Quid de l’héritage de Kadhafi ?

Ce militaire devenu milliardaire mégalomane – il se voyait en président de l’Afrique – régnera quatre décennies. Il sera généreux avec les tribus, distribuant les dollars du pétrole pour conforter son pouvoir. En 1977, il transforme la Libye en « république des masses » (« Jamahiriya ») et se proclame « Guide de la révolution ». Il se refuse à bâtir une nation, préférant jouer avec les clans, divisant ou récompensant selon ses intérêts du moment. Sans armée nationale, l’ordre ne règne que par la garde prétorienne du Guide. Conséquences : la Libye est un pays faible en termes d’infrastructures, d’administrations, d’institutions… De nombreux Libyens viennent se soigner en Tunisie faute d’un système de santé opérationnel dans leur pays. Les opérations terroristes sponsorisées par le Guide ont isolé le pays, soumis à de drastiques embargos. Le fabuleux pactole de l’or noir a permis d’acheter des armes. Abdelhakim Belhadj, leader islamiste et homme fort de Tripoli, estime que vingt millions d’armes ont été dispersées par Kadhafi.

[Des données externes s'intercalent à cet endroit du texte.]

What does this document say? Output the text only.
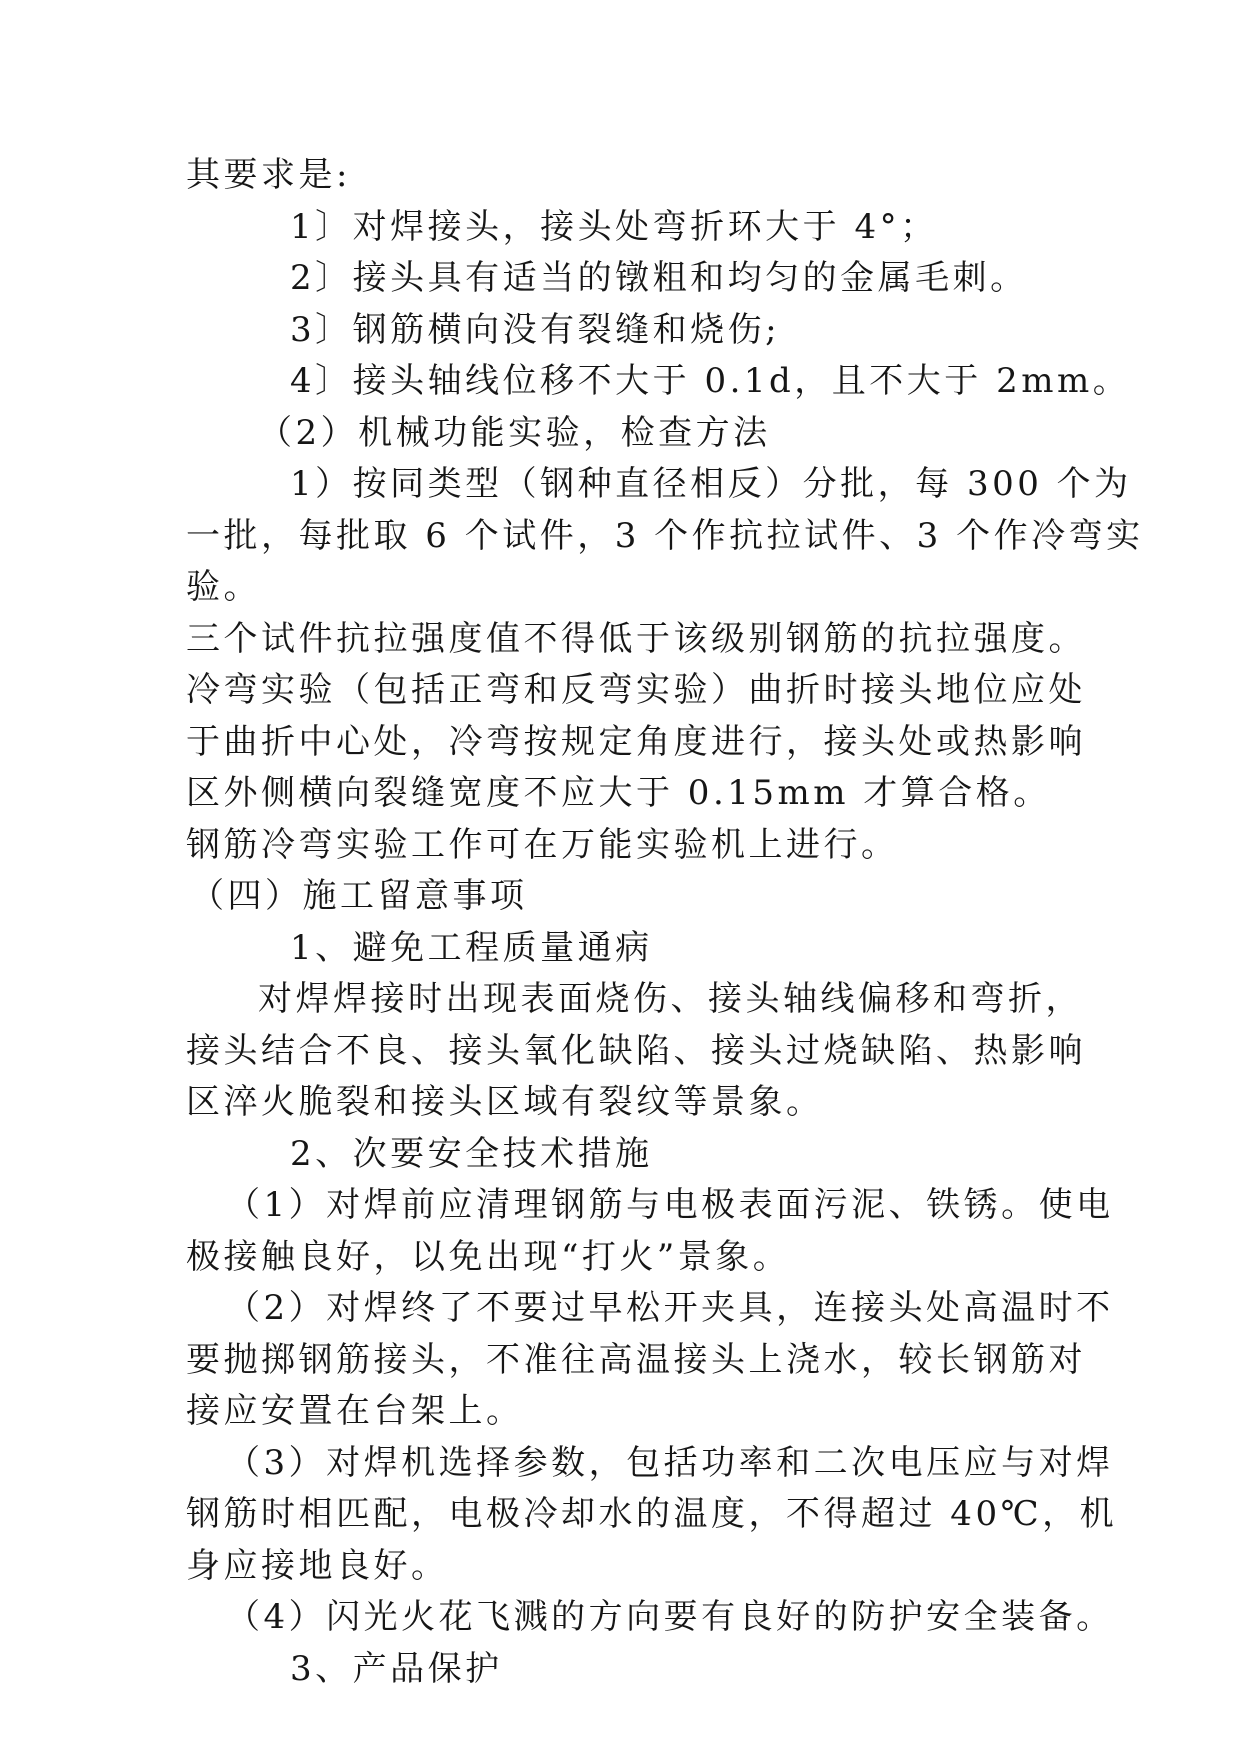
其要求是:
1〕对焊接头，接头处弯折环大于 4°；
2〕接头具有适当的镦粗和均匀的金属毛刺。
3〕钢筋横向没有裂缝和烧伤;
4〕接头轴线位移不大于 0.1d，且不大于 2mm。
（2）机械功能实验，检查方法
1）按同类型（钢种直径相反）分批，每 300 个为
一批，每批取 6 个试件，3 个作抗拉试件、3 个作冷弯实
验。
三个试件抗拉强度值不得低于该级别钢筋的抗拉强度。
冷弯实验（包括正弯和反弯实验）曲折时接头地位应处
于曲折中心处，冷弯按规定角度进行，接头处或热影响
区外侧横向裂缝宽度不应大于 0.15mm 才算合格。
钢筋冷弯实验工作可在万能实验机上进行。
（四）施工留意事项
1、避免工程质量通病
对焊焊接时出现表面烧伤、接头轴线偏移和弯折，
接头结合不良、接头氧化缺陷、接头过烧缺陷、热影响
区淬火脆裂和接头区域有裂纹等景象。
2、次要安全技术措施
（1）对焊前应清理钢筋与电极表面污泥、铁锈。使电
极接触良好，以免出现“打火”景象。
（2）对焊终了不要过早松开夹具，连接头处高温时不
要抛掷钢筋接头，不准往高温接头上浇水，较长钢筋对
接应安置在台架上。
（3）对焊机选择参数，包括功率和二次电压应与对焊
钢筋时相匹配，电极冷却水的温度，不得超过 40℃，机
身应接地良好。
（4）闪光火花飞溅的方向要有良好的防护安全装备。
3、产品保护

Ce butin militaire a depuis été disséminé en Libye et dans le Sahel. Pour pacifier le pays, Belhaj estime qu’il « faudrait les récupérer ». Une mission impossible.

Deux parlements se disputent la Libye

La révolution du 17 février 2011 s’achèvera dix jours après la mort de Kadhafi le 30 octobre. Elle accouchera de deux gouvernements, deux parlements, chacun revendiquant la légitimité. Celui de Tobrouk (est), celui de Tripoli (ouest). Le premier a été adoubé par la communauté internationale car étant issu des urnes. Le second a contesté le résultat du scrutin et fait sécession. Le 17 décembre dernier, un accord est signé à Skhirat, au Maroc, sous la houlette de l’ONU, désignant l’homme d’affaires Fayez el-Sarraj Premier ministre d’un gouvernement d’union nationale. Il compterait dix-sept maroquins. Problème : les parlements de Tripoli et Tobrouk rejettent cet accord.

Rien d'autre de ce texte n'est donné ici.